Il est évident que les grands établissements bancaires nécessitent un appui particulier compte tenu du risque systémique qu’ils portent, toutefois les 511 Systèmesfinanciers décentralisés (SFD) – qui opèrent dans la micro et la méso finances – de la zone UEMOA ne doivent pas être oubliés. Les SFD représentent plus de 15 millions de clients qui pourraient être mis en difficulté si ces institutions financières n’étaient pas rapidement dotés par les pouvoirs publics de moyens financiers opérationnels pour continuer à distribuer des crédits et s’adapter aux éventuelles difficultés de remboursements de leurs clients. Pour les SFD, il est crucial de pallier au risque de liquidité en cas de « bank run » et de pouvoir faire face à de possibles retraits de fonds.
De plus, les établissements bancaires de la région sont naturellement plus tournés vers des opérations de financement du secteur public ou des grandes entreprises. Or cette crise économique nécessite également des acteurs financiers dont le cœur de clientèle est composé de PME. Dans ce contexte, les SFD sont bien placés pour irriguer l’économie réelle de crédits avec leur connaissance des écosystèmes et répondre aux besoins des TPE et PME africaines.
Les États, bailleurs, organisations internationales, banques, systèmes financiers décentralisés et dirigeants économiques travaillent déjà main dans la main pour répondre à ces problématiques concrètes. Il leur convient donc d’examiner en urgence les dispositifs d’accompagnement économique, nationaux, régionaux et internationaux, et de se poser les bonnes questions de manière lucide afin de bâtir une réponse globale.
Contrairement à 2008, les institutions financières font aujourd’hui partie intégrante de la solution.

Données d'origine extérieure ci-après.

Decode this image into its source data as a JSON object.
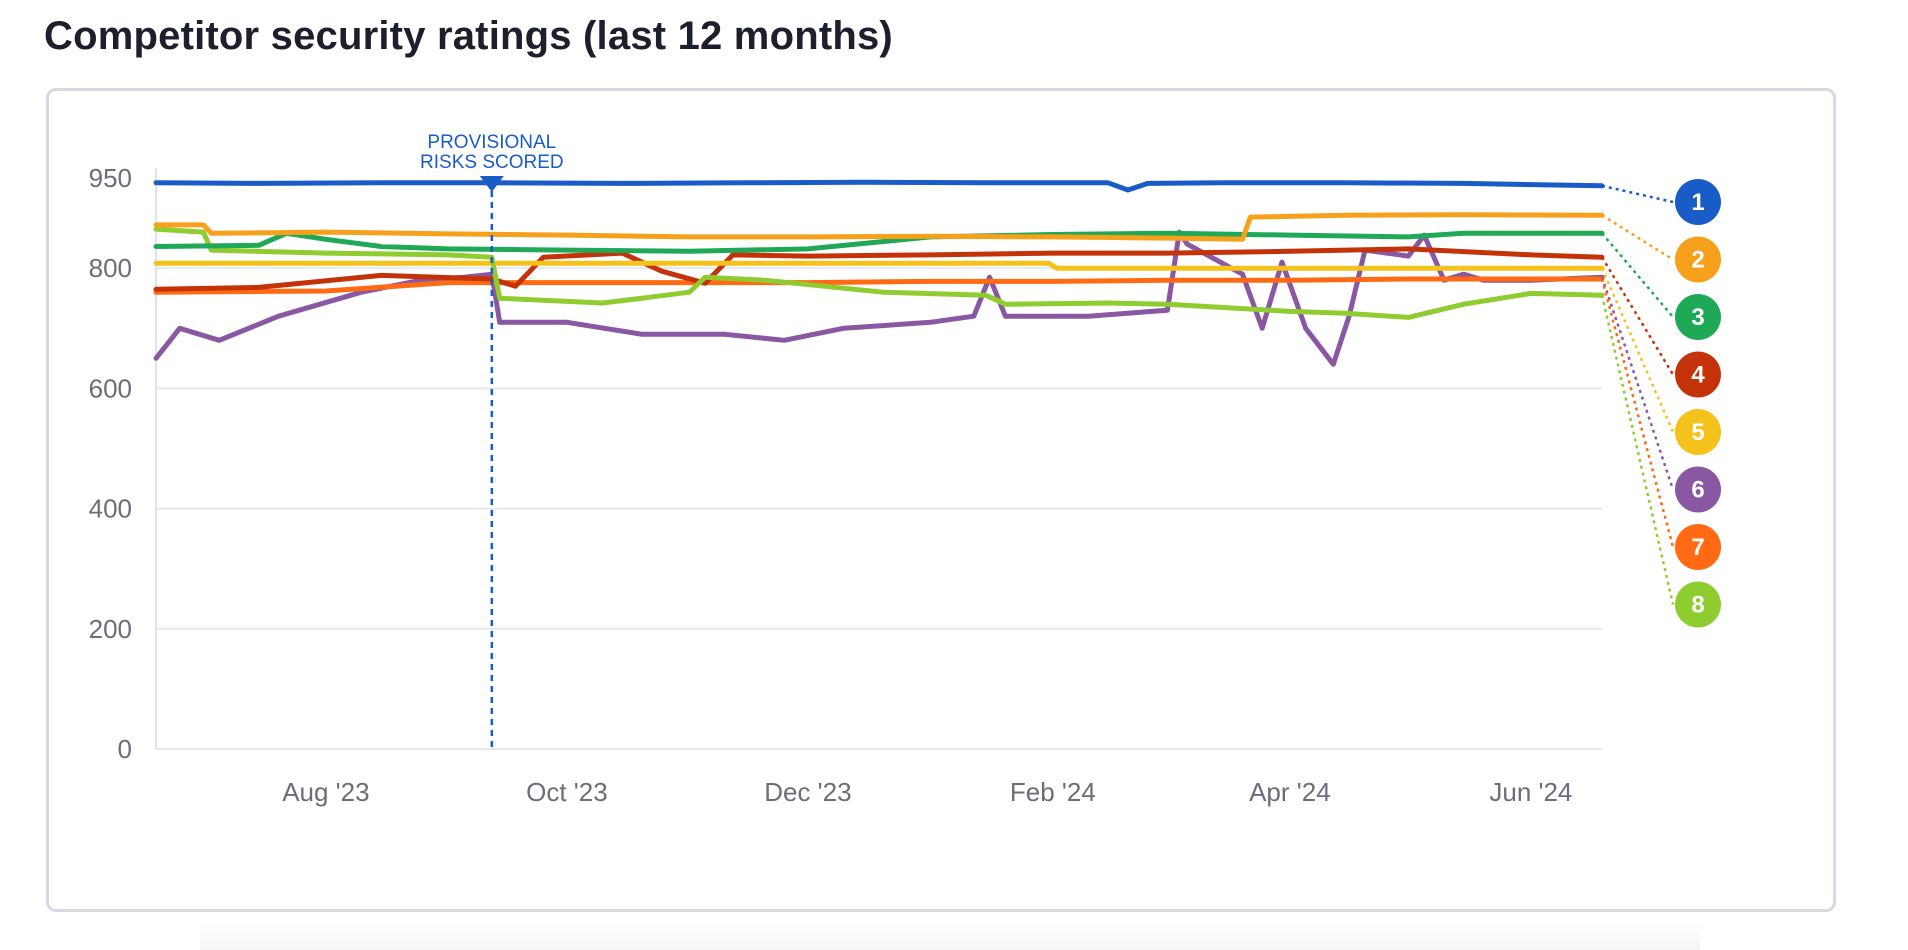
{
  "page": {
    "title": "Competitor security ratings (last 12 months)"
  },
  "chart_data": {
    "type": "line",
    "title": "Competitor security ratings (last 12 months)",
    "xlabel": "",
    "ylabel": "",
    "ylim": [
      0,
      950
    ],
    "yticks": [
      0,
      200,
      400,
      600,
      800,
      950
    ],
    "x_range": [
      "2023-06-19",
      "2024-06-19"
    ],
    "xticks": [
      {
        "date": "2023-08-01",
        "label": "Aug '23"
      },
      {
        "date": "2023-10-01",
        "label": "Oct '23"
      },
      {
        "date": "2023-12-01",
        "label": "Dec '23"
      },
      {
        "date": "2024-02-01",
        "label": "Feb '24"
      },
      {
        "date": "2024-04-01",
        "label": "Apr '24"
      },
      {
        "date": "2024-06-01",
        "label": "Jun '24"
      }
    ],
    "grid": true,
    "legend": "right (numbered badges)",
    "annotation": {
      "date": "2023-09-12",
      "text_lines": [
        "PROVISIONAL",
        "RISKS SCORED"
      ],
      "color": "#1a5cc7"
    },
    "series": [
      {
        "badge": "1",
        "color": "#1a5cc7",
        "x": [
          "2023-06-19",
          "2023-07-15",
          "2023-08-15",
          "2023-09-12",
          "2023-10-15",
          "2023-11-15",
          "2023-12-15",
          "2024-01-15",
          "2024-02-15",
          "2024-02-20",
          "2024-02-25",
          "2024-03-15",
          "2024-04-15",
          "2024-05-15",
          "2024-06-19"
        ],
        "values": [
          942,
          941,
          942,
          942,
          941,
          942,
          943,
          942,
          942,
          930,
          941,
          942,
          942,
          941,
          937
        ]
      },
      {
        "badge": "2",
        "color": "#f7a01c",
        "x": [
          "2023-06-19",
          "2023-07-01",
          "2023-07-03",
          "2023-08-01",
          "2023-09-01",
          "2023-10-01",
          "2023-11-01",
          "2023-12-01",
          "2024-01-01",
          "2024-02-01",
          "2024-03-01",
          "2024-03-20",
          "2024-03-22",
          "2024-04-15",
          "2024-05-15",
          "2024-06-19"
        ],
        "values": [
          872,
          872,
          858,
          860,
          857,
          855,
          852,
          852,
          853,
          852,
          850,
          848,
          885,
          888,
          889,
          888
        ]
      },
      {
        "badge": "3",
        "color": "#1fa855",
        "x": [
          "2023-06-19",
          "2023-07-15",
          "2023-07-22",
          "2023-08-01",
          "2023-08-15",
          "2023-09-01",
          "2023-10-01",
          "2023-11-01",
          "2023-12-01",
          "2024-01-01",
          "2024-02-01",
          "2024-03-01",
          "2024-04-01",
          "2024-05-01",
          "2024-05-15",
          "2024-06-19"
        ],
        "values": [
          836,
          838,
          858,
          848,
          836,
          832,
          830,
          828,
          832,
          852,
          856,
          858,
          855,
          852,
          858,
          858
        ]
      },
      {
        "badge": "4",
        "color": "#c4320a",
        "x": [
          "2023-06-19",
          "2023-07-15",
          "2023-08-15",
          "2023-09-12",
          "2023-09-18",
          "2023-09-25",
          "2023-10-15",
          "2023-10-25",
          "2023-11-05",
          "2023-11-12",
          "2023-12-01",
          "2024-01-01",
          "2024-02-01",
          "2024-03-01",
          "2024-04-01",
          "2024-05-01",
          "2024-06-01",
          "2024-06-19"
        ],
        "values": [
          765,
          768,
          788,
          782,
          770,
          818,
          825,
          795,
          775,
          822,
          820,
          822,
          825,
          825,
          828,
          832,
          822,
          818
        ]
      },
      {
        "badge": "5",
        "color": "#f5c21b",
        "x": [
          "2023-06-19",
          "2023-08-01",
          "2023-09-01",
          "2023-10-01",
          "2023-11-01",
          "2023-12-01",
          "2024-01-01",
          "2024-01-31",
          "2024-02-02",
          "2024-03-01",
          "2024-04-01",
          "2024-05-01",
          "2024-06-19"
        ],
        "values": [
          808,
          808,
          808,
          808,
          808,
          808,
          808,
          808,
          800,
          800,
          800,
          800,
          800
        ]
      },
      {
        "badge": "6",
        "color": "#8a57a3",
        "x": [
          "2023-06-19",
          "2023-06-25",
          "2023-07-05",
          "2023-07-20",
          "2023-08-10",
          "2023-08-25",
          "2023-09-05",
          "2023-09-12",
          "2023-09-14",
          "2023-10-01",
          "2023-10-20",
          "2023-11-10",
          "2023-11-25",
          "2023-12-10",
          "2024-01-01",
          "2024-01-12",
          "2024-01-16",
          "2024-01-20",
          "2024-02-10",
          "2024-03-01",
          "2024-03-04",
          "2024-03-06",
          "2024-03-20",
          "2024-03-25",
          "2024-03-30",
          "2024-04-05",
          "2024-04-12",
          "2024-04-16",
          "2024-04-20",
          "2024-05-01",
          "2024-05-05",
          "2024-05-10",
          "2024-05-15",
          "2024-05-20",
          "2024-06-01",
          "2024-06-19"
        ],
        "values": [
          650,
          700,
          680,
          720,
          760,
          780,
          785,
          790,
          710,
          710,
          690,
          690,
          680,
          700,
          710,
          720,
          785,
          720,
          720,
          730,
          860,
          840,
          790,
          700,
          810,
          700,
          640,
          720,
          830,
          820,
          855,
          780,
          790,
          780,
          780,
          785
        ]
      },
      {
        "badge": "7",
        "color": "#ff6a13",
        "x": [
          "2023-06-19",
          "2023-08-01",
          "2023-09-01",
          "2023-10-01",
          "2023-11-01",
          "2023-12-01",
          "2024-01-01",
          "2024-02-01",
          "2024-03-01",
          "2024-04-01",
          "2024-05-01",
          "2024-06-19"
        ],
        "values": [
          760,
          762,
          776,
          776,
          776,
          776,
          778,
          778,
          780,
          780,
          782,
          782
        ]
      },
      {
        "badge": "8",
        "color": "#8fcc2f",
        "x": [
          "2023-06-19",
          "2023-07-01",
          "2023-07-03",
          "2023-08-01",
          "2023-09-01",
          "2023-09-12",
          "2023-09-14",
          "2023-10-10",
          "2023-10-20",
          "2023-11-01",
          "2023-11-05",
          "2023-11-20",
          "2023-12-20",
          "2024-01-15",
          "2024-01-20",
          "2024-02-15",
          "2024-03-01",
          "2024-04-01",
          "2024-04-15",
          "2024-05-01",
          "2024-05-15",
          "2024-06-01",
          "2024-06-19"
        ],
        "values": [
          865,
          860,
          830,
          825,
          822,
          818,
          750,
          742,
          750,
          760,
          785,
          780,
          760,
          755,
          740,
          742,
          740,
          728,
          725,
          718,
          740,
          758,
          755
        ]
      }
    ]
  }
}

Les États ont tout intérêt à les soutenir et les renforcer, car il en va de l’économie réelle du continent.
Toute crise contient en elle les germes d’un renouveau, pour peu que nous soyons à la hauteur des enjeux.
La crise du Covid-19 nous exhorte à nous questionner, en urgence, sur notre propre modèle de développement. Nous devrons en tirer les enseignements nécessaires à la construction d’une nouvelle économie du bien commun, plus saine et plus inclusive pour garantir le développement durable de nos sociétés.